Gli stessi concetti venivano espressi il 3 maggio da un gruppo di cittadini non meglio specificati ma che dovevano avere un certo peso nella comunità (Angelo Parente, Antonio D’Abrosca, Donato Di Stasio, Agostino Raimondo e, di nuovo, Cosmo Parente cancelliere). “Nella chiesa non si può stare - affermavano - per il gran fetore, che vi si sente e sia orare senza notabilmente sporcarsi i panni nel pavimento”.

Evidentemente le cose non andarono bene nell’aspetto finanziario se il “Maestro riggiolaro Domenico Pardo della città di Mataloni” si sentì costretto a rivolgersi alla Curia per “ordinare” al parroco don Alessio Abbate il pagamento di quanto pattuito cinque anni prima, cioè 110 ducati per seimila “riggiole”. Dell’intera somma dichiarava di aver ricevuto solo 45 ducati.

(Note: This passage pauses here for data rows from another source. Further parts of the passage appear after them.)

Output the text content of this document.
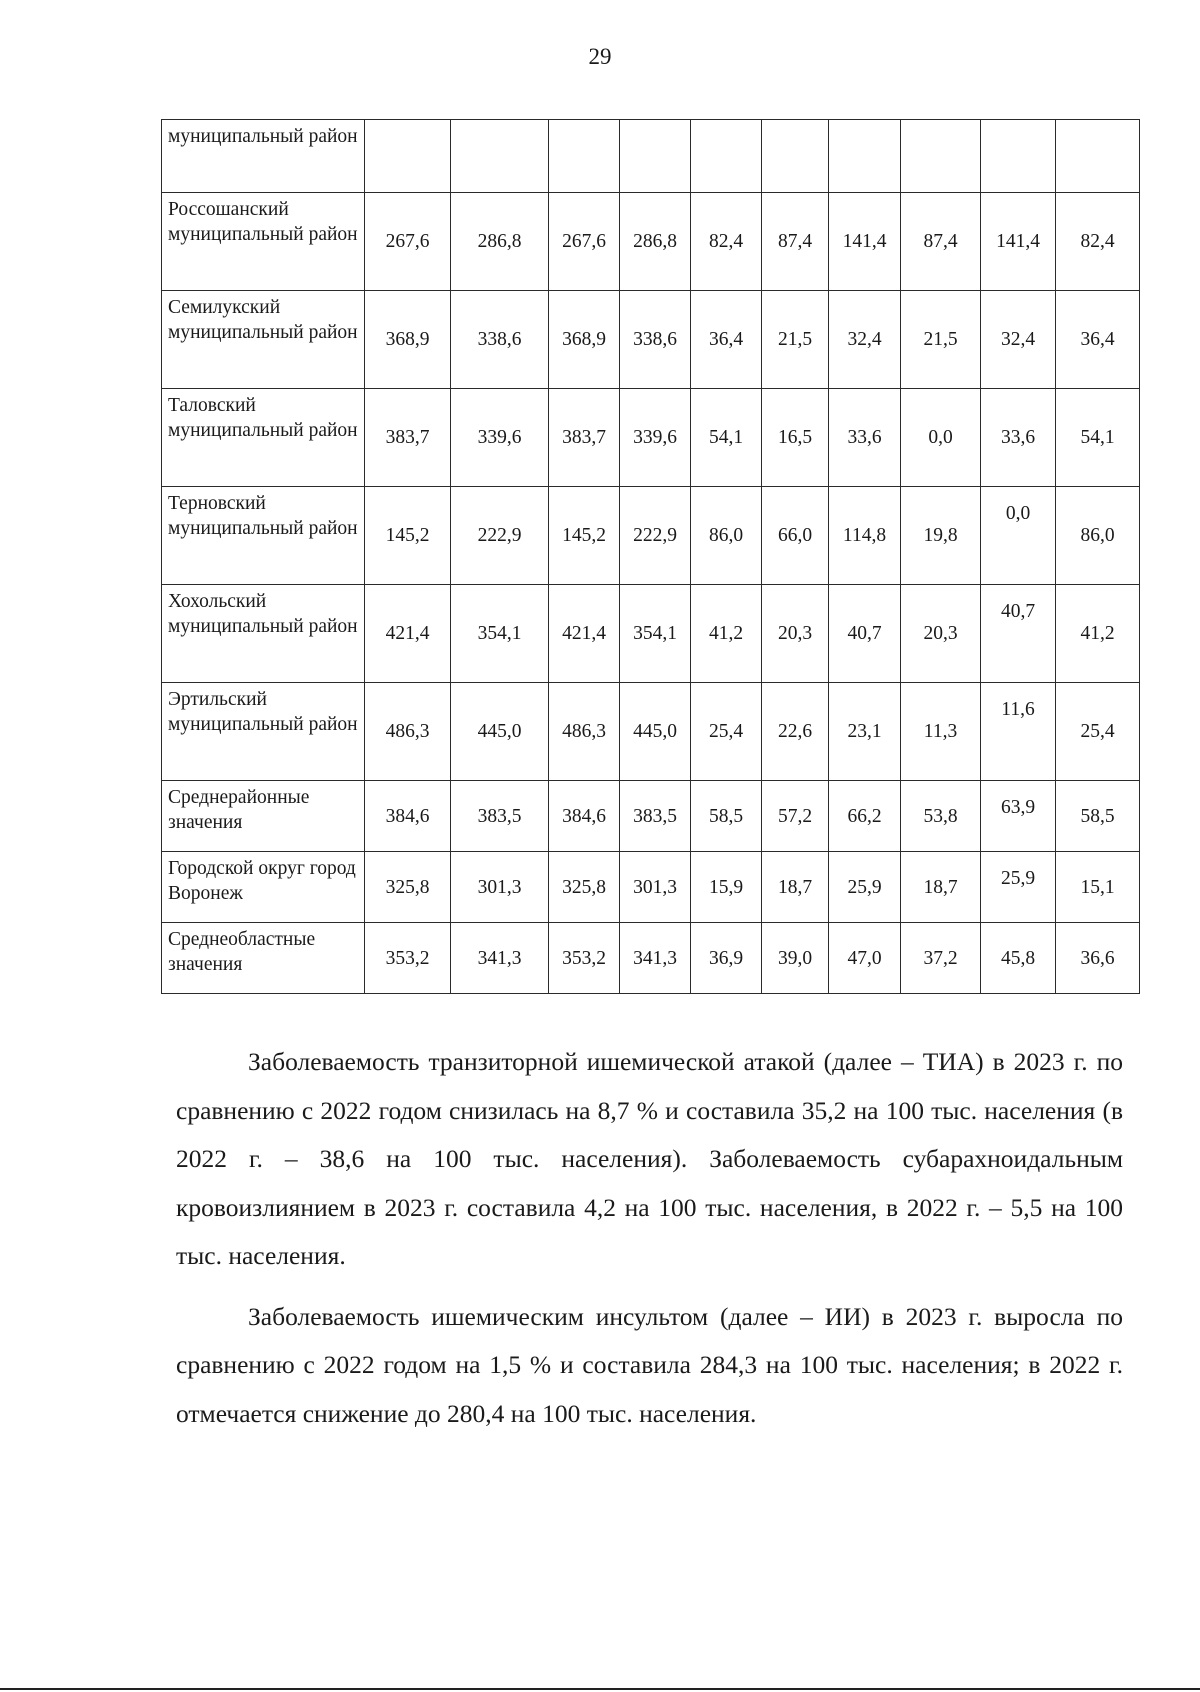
29
муниципальный район										
Россошанский муниципальный район	267,6	286,8	267,6	286,8	82,4	87,4	141,4	87,4	141,4	82,4
Семилукский муниципальный район	368,9	338,6	368,9	338,6	36,4	21,5	32,4	21,5	32,4	36,4
Таловский муниципальный район	383,7	339,6	383,7	339,6	54,1	16,5	33,6	0,0	33,6	54,1
Терновский муниципальный район	145,2	222,9	145,2	222,9	86,0	66,0	114,8	19,8	0,0	86,0
Хохольский муниципальный район	421,4	354,1	421,4	354,1	41,2	20,3	40,7	20,3	40,7	41,2
Эртильский муниципальный район	486,3	445,0	486,3	445,0	25,4	22,6	23,1	11,3	11,6	25,4
Среднерайонные значения	384,6	383,5	384,6	383,5	58,5	57,2	66,2	53,8	63,9	58,5
Городской округ город Воронеж	325,8	301,3	325,8	301,3	15,9	18,7	25,9	18,7	25,9	15,1
Среднеобластные значения	353,2	341,3	353,2	341,3	36,9	39,0	47,0	37,2	45,8	36,6

Заболеваемость транзиторной ишемической атакой (далее – ТИА) в 2023 г. по сравнению с 2022 годом снизилась на 8,7 % и составила 35,2 на 100 тыс. населения (в 2022 г. – 38,6 на 100 тыс. населения). Заболеваемость субарахноидальным кровоизлиянием в 2023 г. составила 4,2 на 100 тыс. населения, в 2022 г. – 5,5 на 100 тыс. населения.

Заболеваемость ишемическим инсультом (далее – ИИ) в 2023 г. выросла по сравнению с 2022 годом на 1,5 % и составила 284,3 на 100 тыс. населения; в 2022 г. отмечается снижение до 280,4 на 100 тыс. населения.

Il fatto è che “li parochi pro tempore” si dichiararono impotenti a restituire anche il credito di 150 ducati che avevano ricevuto dalla Sacra Congregazione “per le pessime annate trascorse” e chiesero una proroga di altri cinque anni. L’”affittatore” Francesco Abbate aveva in mano del danaro, 15 ducati di don Alessio e 15 di don Gaspare che dovevano servire a quello scopo, ma era ancora troppo poco. I nuovi eletti del paese, Germano Leuci e Vincenzo Petrella, il 17 ottobre 1743 attestarono prontamente che “dall’anno 1738 al presente anno si sono patite scarsissime le raccolte… s’è venduto qualche tomolo di robba ma non è stato universale per tutti”.

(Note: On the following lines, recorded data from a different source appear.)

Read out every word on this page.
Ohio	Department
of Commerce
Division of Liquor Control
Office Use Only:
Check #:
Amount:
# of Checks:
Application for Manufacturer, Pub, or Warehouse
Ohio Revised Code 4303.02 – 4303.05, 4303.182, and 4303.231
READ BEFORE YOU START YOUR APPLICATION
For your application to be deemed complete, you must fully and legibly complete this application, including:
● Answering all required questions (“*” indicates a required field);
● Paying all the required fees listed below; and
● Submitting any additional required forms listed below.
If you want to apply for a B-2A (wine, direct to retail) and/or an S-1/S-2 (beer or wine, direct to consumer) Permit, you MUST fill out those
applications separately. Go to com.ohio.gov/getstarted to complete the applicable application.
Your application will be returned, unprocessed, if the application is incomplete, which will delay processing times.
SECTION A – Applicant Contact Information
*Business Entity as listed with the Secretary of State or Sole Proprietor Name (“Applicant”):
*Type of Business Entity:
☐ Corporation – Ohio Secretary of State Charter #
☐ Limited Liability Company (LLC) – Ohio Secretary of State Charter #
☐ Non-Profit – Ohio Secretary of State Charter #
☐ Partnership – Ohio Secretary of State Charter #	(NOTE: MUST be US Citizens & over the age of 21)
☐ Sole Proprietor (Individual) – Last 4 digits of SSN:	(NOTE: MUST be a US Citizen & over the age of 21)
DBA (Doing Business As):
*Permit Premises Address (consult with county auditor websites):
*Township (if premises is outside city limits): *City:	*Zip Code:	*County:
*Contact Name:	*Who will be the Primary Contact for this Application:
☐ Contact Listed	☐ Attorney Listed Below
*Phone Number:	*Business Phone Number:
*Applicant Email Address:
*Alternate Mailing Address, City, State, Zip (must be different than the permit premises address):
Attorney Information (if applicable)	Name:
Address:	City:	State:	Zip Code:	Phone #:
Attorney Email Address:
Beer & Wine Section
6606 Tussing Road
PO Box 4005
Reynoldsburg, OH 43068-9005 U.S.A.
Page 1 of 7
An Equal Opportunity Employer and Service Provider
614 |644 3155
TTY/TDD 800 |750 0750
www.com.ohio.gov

La cosa finì male. Gli economi del Monte dei Morti di S. Eligio di Capua che avevano anticipato le somme per i lavori istruirono un mandato di sequestro sulla rendita annuale della parrocchia intestata a Don Alessio Abbate (da dare 10,36 ducati), a don Gaspare Parente (ducati 12,63), frattanto passato a S. Maria la Fossa avendo esercitato il ministero fino al 1740, e al parroco Cipullo (ducati 10,90) che vi esercitò dal 30 maggio 1740 al 18 luglio 1745.

note:
(1). Lucia GIORGI, Opere inedite del marmorario F. C. Buonfanti e dell’architetto G. B. Landini a Capua e dintorni, in Rivista di Terra di Lavoro - Bollettino on-line dell’Archivio di Stato di Caserta - Anno XVI, n° 1 - aprile 2021 - ISSN 2384-9290

(2). Prima del decreto napoleonico di Saint Cloud del 1804 i defunti venivano sotterrati sotto il pavimento della chiesa o anche in locali adiacenti appartenenti alle congreghe.